Another important thing is that you should not manually add any files to STATIC_ROOT. This is clearly stated in the documentation for the STATIC_ROOT setting:

This should be an initially empty destination directory for collecting your static files from their permanent locations into one directory for ease of deployment; it is not a place to store your static files permanently. You should do that in directories that will be found by staticfiles’s finders, which by default, are 'static/' app sub-directories and any directories you include in STATICFILES_DIRS).

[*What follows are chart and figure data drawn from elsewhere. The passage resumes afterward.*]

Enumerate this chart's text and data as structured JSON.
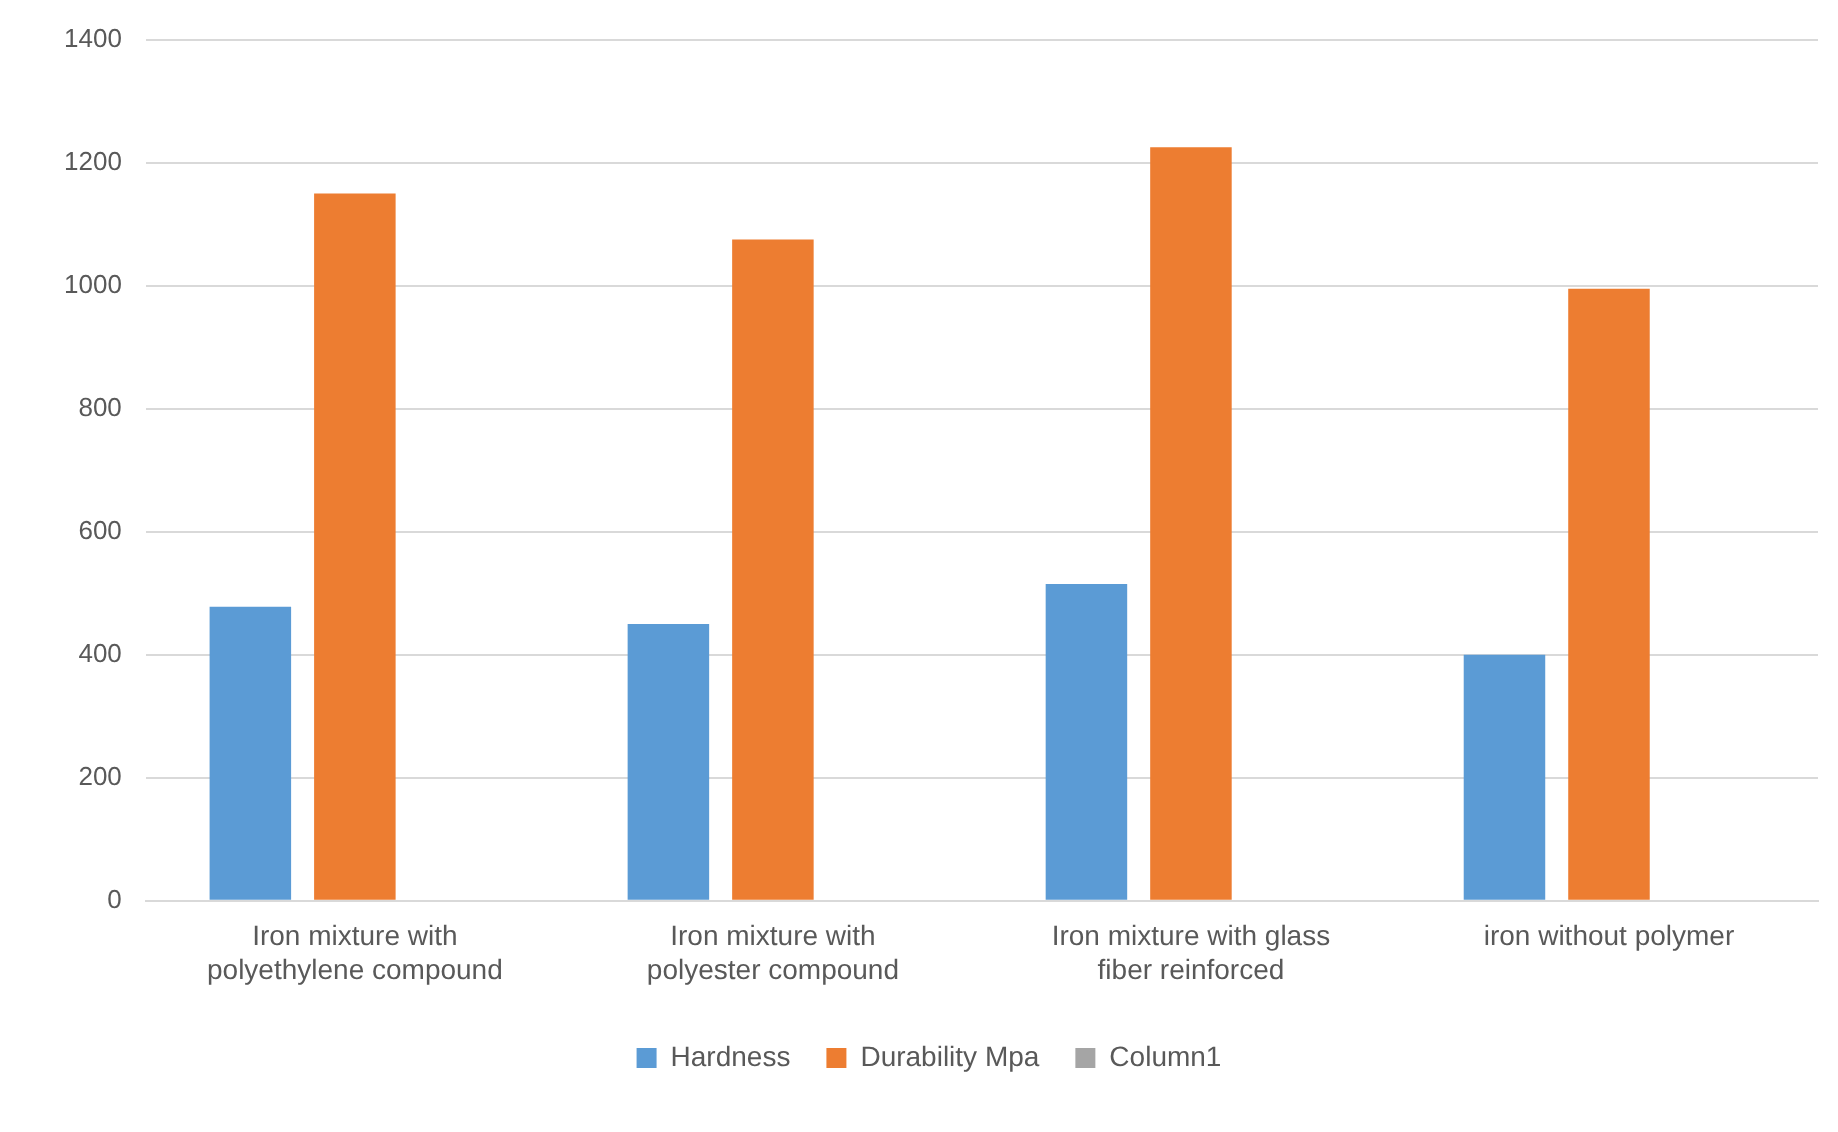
{
  "chart_data": {
    "type": "bar",
    "categories": [
      "Iron mixture with polyethylene compound",
      "Iron mixture with polyester compound",
      "Iron mixture with glass fiber reinforced",
      "iron without polymer"
    ],
    "series": [
      {
        "name": "Hardness",
        "color": "#5b9bd5",
        "values": [
          478,
          450,
          515,
          400
        ]
      },
      {
        "name": "Durability Mpa",
        "color": "#ed7d31",
        "values": [
          1150,
          1075,
          1225,
          995
        ]
      },
      {
        "name": "Column1",
        "color": "#a5a5a5",
        "values": [
          null,
          null,
          null,
          null
        ]
      }
    ],
    "ylim": [
      0,
      1400
    ],
    "yticks": [
      0,
      200,
      400,
      600,
      800,
      1000,
      1200,
      1400
    ],
    "grid": "y",
    "legend": "bottom"
  }
}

Later, when you deploy your project to production, you can no longer use runserver and have to take care of serving static files yourself (e.g. using a production-ready server like Nginx). Then you generally want all static files to be in one place (STATIC_ROOT) so that they can be easily served. To do this, you use the collectstatic command, which copies all static files to STATIC_ROOT.

The whole idea of the STATIC_ROOT directory is that it collects all the static files from different places (e.g. multiple STATICFILES_DIRS), so there's really no point in having multiple STATIC_ROOTs.

Recap

So, to summarise:

  • You don’t have to specify STATICFILES_DIRS at all, if you place your static files in static directories inside your apps.
  • You can specify multiple STATICFILES_DIRS, if you want to use other location(s) for your static files.
  • You can only specify one STATIC_URL and one STATIC_ROOT.
  • STATIC_ROOT is used only in production to serve all your static files from a single location.
  • You don’t add static files manually to your STATIC_ROOT (you use the collectstatic command to copy all static files into STATIC_ROOT).

I don’t know what your exact use case is, but if you want some kind of separation, I recommend just using subdirectories in a single STATIC_ROOT:

  • <STATIC_ROOT>/some_dir1
  • <STATIC_ROOT>/some_dir2

If you create the some_dir1 directory inside any of the STATICFILES_DIRS, then it will be copied to STATIC_ROOT when you run collectstatic.